The sun seemed to suddenly come out, almost as if someone had switched on a giant electric light, and the temperature rose perceptibly, changing from winter cold to balmy May warmth in the space of little more than a heartbeat. The clamor of the modern market and traffic was silenced to the more muted sounds of the past.
She halted in dismay. Not again! Please, not again! But as she looked nervously around her, she saw the Cirencester of 1818, where the King’s Head was a posting house. She was part of events again, and wore an emerald and white floral gown made of thin cotton, and a little emerald velvet spencer. Her hair was piled up beneath a wide-brimmed emerald hat, and several long ringlets fell over her left shoulder.

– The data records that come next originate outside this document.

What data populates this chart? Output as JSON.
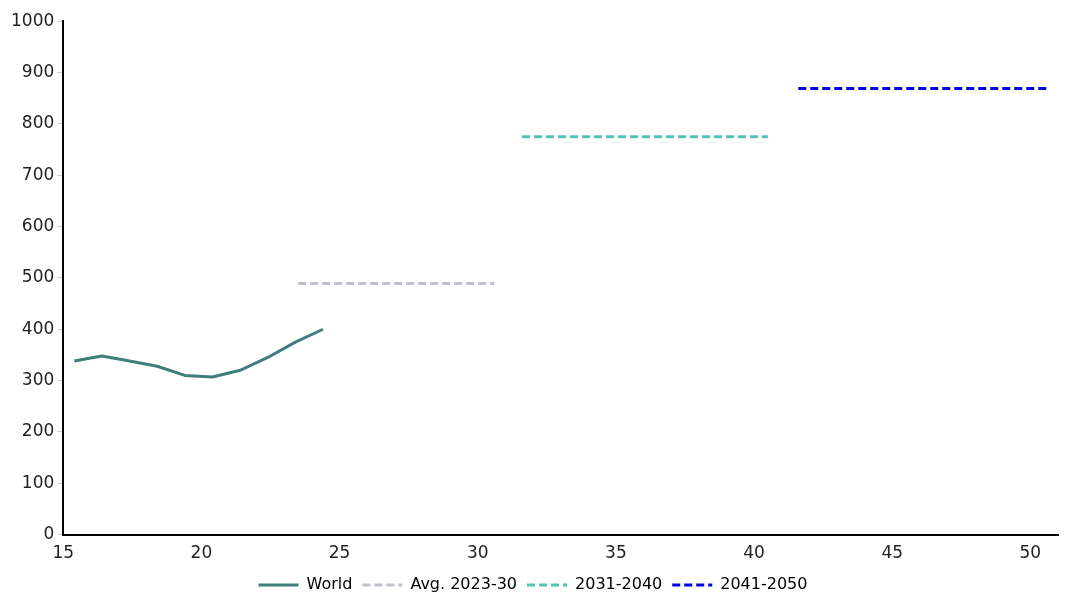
{
  "chart_data": {
    "type": "line",
    "xlim": [
      15,
      51
    ],
    "xticks": [
      15,
      20,
      25,
      30,
      35,
      40,
      45,
      50
    ],
    "ylim": [
      0,
      1000
    ],
    "yticks": [
      0,
      100,
      200,
      300,
      400,
      500,
      600,
      700,
      800,
      900,
      1000
    ],
    "grid": false,
    "legend": "bottom",
    "marker": "none",
    "series": [
      {
        "name": "World",
        "color": "#3f7f7a",
        "line_style": "solid",
        "x": [
          15.4,
          16.4,
          17.4,
          18.4,
          19.4,
          20.4,
          21.4,
          22.4,
          23.4,
          24.4
        ],
        "values": [
          338,
          348,
          338,
          328,
          310,
          307,
          320,
          345,
          375,
          400
        ]
      },
      {
        "name": "Avg. 2023-30",
        "color": "#c0c0cc",
        "line_style": "dashed",
        "x": [
          23.5,
          30.6
        ],
        "values": [
          489,
          489
        ]
      },
      {
        "name": "2031-2040",
        "color": "#4fc4b8",
        "line_style": "dashed",
        "x": [
          31.6,
          40.5
        ],
        "values": [
          775,
          775
        ]
      },
      {
        "name": "2041-2050",
        "color": "#0000e0",
        "line_style": "dashed",
        "x": [
          41.6,
          50.6
        ],
        "values": [
          869,
          869
        ]
      }
    ]
  }
}
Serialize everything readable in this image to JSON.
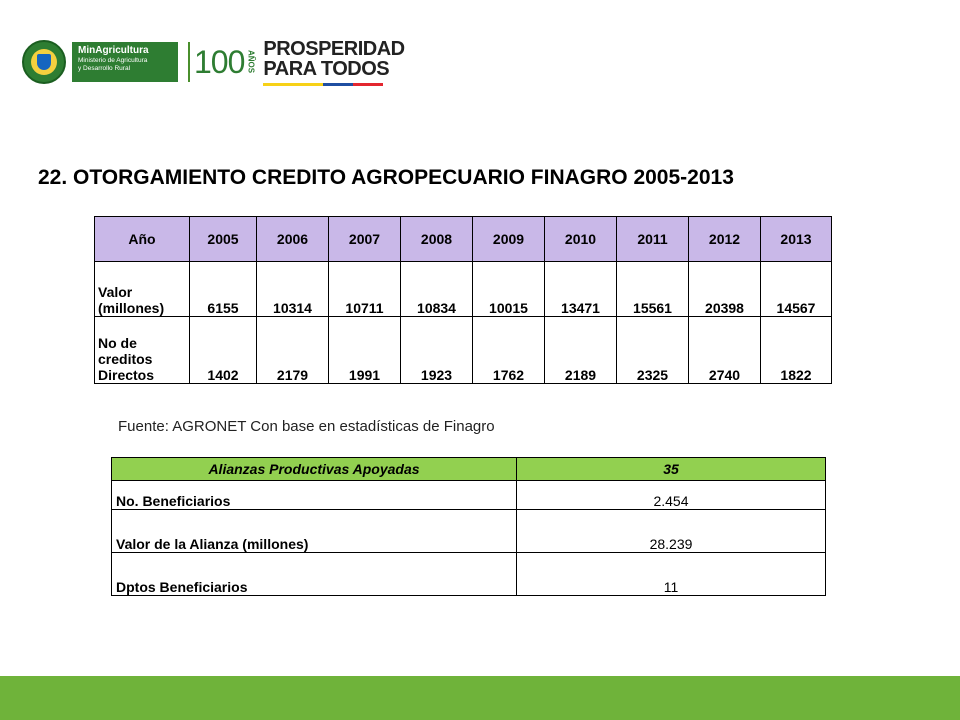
{
  "header": {
    "ministry_name": "MinAgricultura",
    "ministry_sub_1": "Ministerio de Agricultura",
    "ministry_sub_2": "y Desarrollo Rural",
    "anniversary_number": "100",
    "anniversary_word": "AÑOS",
    "slogan_line1": "PROSPERIDAD",
    "slogan_line2": "PARA TODOS",
    "flag_colors": [
      "#f7d117",
      "#f7d117",
      "#1f4ea1",
      "#e3262f"
    ]
  },
  "title": "22. OTORGAMIENTO CREDITO AGROPECUARIO FINAGRO 2005-2013",
  "credit_table": {
    "header_label": "Año",
    "years": [
      "2005",
      "2006",
      "2007",
      "2008",
      "2009",
      "2010",
      "2011",
      "2012",
      "2013"
    ],
    "rows": [
      {
        "label_line1": "Valor",
        "label_line2": "(millones)",
        "values": [
          "6155",
          "10314",
          "10711",
          "10834",
          "10015",
          "13471",
          "15561",
          "20398",
          "14567"
        ]
      },
      {
        "label_line1": "No de",
        "label_line2": "creditos",
        "label_line3": "Directos",
        "values": [
          "1402",
          "2179",
          "1991",
          "1923",
          "1762",
          "2189",
          "2325",
          "2740",
          "1822"
        ]
      }
    ],
    "header_color": "#c9b8e8"
  },
  "source": "Fuente: AGRONET Con base en estadísticas de Finagro",
  "alliances_table": {
    "header_label": "Alianzas Productivas Apoyadas",
    "header_value": "35",
    "header_color": "#92d050",
    "rows": [
      {
        "label": "No. Beneficiarios",
        "value": "2.454"
      },
      {
        "label": "Valor de la Alianza (millones)",
        "value": "28.239"
      },
      {
        "label": "Dptos Beneficiarios",
        "value": "11"
      }
    ]
  },
  "footer_color": "#6fb33a"
}
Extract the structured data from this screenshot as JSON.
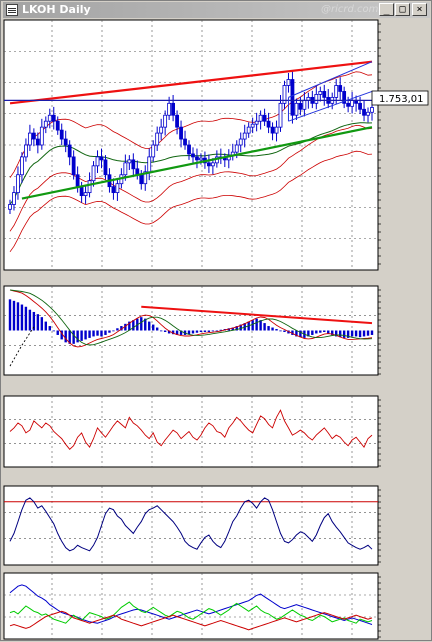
{
  "window": {
    "title": "LKOH Daily",
    "watermark": "@ricrd.com",
    "minimize_label": "_",
    "maximize_label": "□",
    "close_label": "×"
  },
  "colors": {
    "background": "#ffffff",
    "grid": "#555555",
    "candle": "#0000cc",
    "envelope": "#cc0000",
    "bollinger": "#cc0000",
    "trendline_upper": "#ee1111",
    "trendline_lower": "#119911",
    "horizontal_level": "#1a1aaa",
    "channel": "#2233dd",
    "ma_long": "#116611",
    "price_label_bg": "#ffffff"
  },
  "chart_data": [
    {
      "type": "candlestick",
      "name": "price",
      "last_price_label": "1.753,01",
      "y_scale": [
        1480,
        1900
      ],
      "closes": [
        1590,
        1610,
        1640,
        1670,
        1690,
        1710,
        1700,
        1690,
        1720,
        1730,
        1740,
        1730,
        1715,
        1700,
        1690,
        1670,
        1640,
        1620,
        1605,
        1610,
        1630,
        1655,
        1670,
        1665,
        1640,
        1620,
        1610,
        1625,
        1640,
        1660,
        1665,
        1650,
        1640,
        1625,
        1645,
        1670,
        1690,
        1710,
        1720,
        1740,
        1760,
        1740,
        1720,
        1700,
        1690,
        1675,
        1670,
        1665,
        1668,
        1660,
        1655,
        1660,
        1670,
        1668,
        1665,
        1672,
        1678,
        1690,
        1700,
        1710,
        1720,
        1725,
        1730,
        1740,
        1730,
        1720,
        1710,
        1720,
        1760,
        1790,
        1800,
        1740,
        1760,
        1750,
        1765,
        1770,
        1760,
        1775,
        1780,
        1770,
        1760,
        1770,
        1790,
        1780,
        1760,
        1755,
        1765,
        1760,
        1750,
        1740,
        1745,
        1753
      ],
      "upper_trendline": [
        1760,
        1830
      ],
      "lower_trendline": [
        1600,
        1720
      ],
      "horizontal_level": 1765,
      "channel_top": [
        1770,
        1830
      ],
      "channel_bottom": [
        1730,
        1780
      ]
    },
    {
      "type": "bar",
      "name": "macd",
      "y_scale": [
        -60,
        60
      ],
      "histogram": [
        42,
        40,
        38,
        35,
        32,
        28,
        25,
        22,
        18,
        12,
        6,
        0,
        -6,
        -12,
        -16,
        -18,
        -18,
        -16,
        -14,
        -12,
        -10,
        -8,
        -7,
        -8,
        -6,
        -3,
        0,
        3,
        6,
        9,
        12,
        14,
        16,
        18,
        16,
        12,
        8,
        4,
        0,
        -2,
        -4,
        -5,
        -6,
        -6,
        -6,
        -5,
        -4,
        -3,
        -2,
        -2,
        -2,
        -1,
        0,
        1,
        2,
        3,
        4,
        6,
        8,
        10,
        12,
        14,
        16,
        14,
        10,
        6,
        4,
        2,
        0,
        -2,
        -4,
        -6,
        -8,
        -9,
        -10,
        -8,
        -6,
        -4,
        -3,
        -2,
        -4,
        -6,
        -8,
        -9,
        -10,
        -10,
        -8,
        -8,
        -9,
        -8,
        -7,
        -6
      ]
    },
    {
      "type": "line",
      "name": "oscillator",
      "y_scale": [
        0,
        100
      ],
      "values": [
        50,
        55,
        62,
        58,
        48,
        52,
        65,
        60,
        55,
        62,
        58,
        50,
        45,
        40,
        32,
        25,
        30,
        42,
        48,
        35,
        28,
        40,
        55,
        48,
        42,
        50,
        58,
        65,
        60,
        55,
        70,
        62,
        58,
        52,
        45,
        40,
        48,
        35,
        30,
        38,
        45,
        52,
        48,
        40,
        45,
        50,
        42,
        38,
        45,
        55,
        62,
        58,
        50,
        48,
        42,
        55,
        62,
        70,
        65,
        58,
        52,
        48,
        60,
        72,
        68,
        60,
        55,
        70,
        80,
        65,
        55,
        45,
        48,
        52,
        48,
        42,
        38,
        45,
        50,
        55,
        48,
        40,
        45,
        42,
        35,
        30,
        38,
        42,
        35,
        28,
        40,
        45
      ]
    },
    {
      "type": "line",
      "name": "stochastic",
      "y_scale": [
        0,
        100
      ],
      "reference_level": 80,
      "values": [
        30,
        40,
        55,
        70,
        82,
        85,
        80,
        72,
        75,
        68,
        60,
        52,
        40,
        30,
        22,
        18,
        20,
        25,
        22,
        20,
        18,
        25,
        35,
        50,
        65,
        72,
        70,
        62,
        58,
        50,
        45,
        40,
        48,
        55,
        65,
        70,
        72,
        75,
        70,
        65,
        60,
        55,
        48,
        40,
        30,
        25,
        22,
        20,
        28,
        35,
        38,
        30,
        25,
        22,
        30,
        42,
        55,
        62,
        72,
        80,
        82,
        78,
        72,
        80,
        85,
        82,
        70,
        55,
        40,
        30,
        28,
        32,
        38,
        42,
        40,
        35,
        30,
        38,
        50,
        60,
        65,
        55,
        48,
        42,
        35,
        28,
        25,
        22,
        20,
        22,
        25,
        20
      ]
    },
    {
      "type": "line",
      "name": "dmi",
      "y_scale": [
        0,
        100
      ],
      "series": [
        {
          "color": "#0000cc",
          "values": [
            70,
            75,
            80,
            82,
            80,
            75,
            70,
            65,
            62,
            58,
            52,
            48,
            44,
            40,
            38,
            36,
            35,
            33,
            30,
            28,
            26,
            25,
            24,
            26,
            28,
            30,
            33,
            36,
            38,
            40,
            42,
            44,
            45,
            44,
            42,
            40,
            38,
            36,
            34,
            32,
            30,
            32,
            34,
            36,
            38,
            40,
            42,
            44,
            42,
            40,
            38,
            40,
            42,
            44,
            46,
            48,
            50,
            52,
            54,
            56,
            58,
            62,
            66,
            68,
            64,
            60,
            56,
            52,
            48,
            46,
            48,
            50,
            52,
            50,
            48,
            46,
            44,
            42,
            40,
            38,
            36,
            34,
            32,
            30,
            28,
            30,
            32,
            30,
            28,
            26,
            24,
            22
          ]
        },
        {
          "color": "#00cc00",
          "values": [
            40,
            42,
            38,
            44,
            50,
            46,
            42,
            40,
            36,
            38,
            34,
            30,
            28,
            26,
            24,
            30,
            36,
            32,
            28,
            34,
            40,
            38,
            36,
            34,
            30,
            32,
            36,
            42,
            48,
            52,
            56,
            50,
            46,
            42,
            40,
            44,
            48,
            44,
            40,
            36,
            34,
            38,
            42,
            40,
            36,
            32,
            30,
            34,
            38,
            42,
            46,
            44,
            40,
            36,
            40,
            44,
            50,
            54,
            50,
            46,
            42,
            46,
            50,
            44,
            40,
            38,
            34,
            30,
            32,
            36,
            40,
            44,
            40,
            36,
            34,
            30,
            28,
            32,
            36,
            34,
            30,
            26,
            28,
            30,
            32,
            28,
            26,
            24,
            30,
            28,
            26,
            28
          ]
        },
        {
          "color": "#cc0000",
          "values": [
            20,
            22,
            20,
            18,
            16,
            18,
            22,
            26,
            30,
            34,
            36,
            38,
            40,
            42,
            40,
            36,
            32,
            30,
            28,
            26,
            24,
            26,
            28,
            30,
            32,
            34,
            36,
            34,
            30,
            28,
            26,
            24,
            22,
            20,
            22,
            24,
            26,
            28,
            30,
            32,
            34,
            36,
            34,
            32,
            30,
            28,
            26,
            24,
            22,
            20,
            22,
            24,
            26,
            28,
            26,
            24,
            22,
            20,
            18,
            16,
            14,
            16,
            18,
            20,
            22,
            24,
            26,
            28,
            30,
            32,
            30,
            28,
            26,
            28,
            30,
            32,
            34,
            36,
            38,
            40,
            38,
            36,
            34,
            32,
            30,
            32,
            34,
            36,
            34,
            32,
            30,
            32
          ]
        }
      ]
    }
  ]
}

She and Stephen Woodville had just alighted from his carriage, and he had gone into the King’s Head to confirm that a room had indeed been reserved for her. He wore a braid-trimmed brown coat and cream trousers, and his top hat was tipped back on his head. He looked disheveled and out of sorts, and the deeper they’d driven into the Cotswolds, the worse he felt. He looked forward to his reunion with Marianna, but his unwilling involvement with Miles’ plot spoiled everything. He didn’t want to ruin Marianna’s love for him, and this present deceit would certainly do just that. He despised himself, knowing he wasn’t worthy of such an angel’s glance, let alone be granted her heart.
Another private carriage approached from the London direction. Laura was sure it had been at the Oxford inn where she and Stephen had halted earlier. In fact, the more she thought about it, the more convinced she was that it had also been at the Tyburn turnpike when they’d left London. And had it been in Haymarket on opening night too? The blinds were lowered as it passed, but she caught a brief glimpse of a woman’s hand and a glint of signet ring. Who was she?
Remembering she’d left her parasol on the carriage seat, Laura turned to retrieve it. The summer sunshine vanished, and the cold January afternoon and modern market returned. She stood there, both disoriented and frightened, and her modern self’s interest in sightseeing had evaporated. Getting into the car, she drove quickly out of the town en route for the Deveril House Hotel.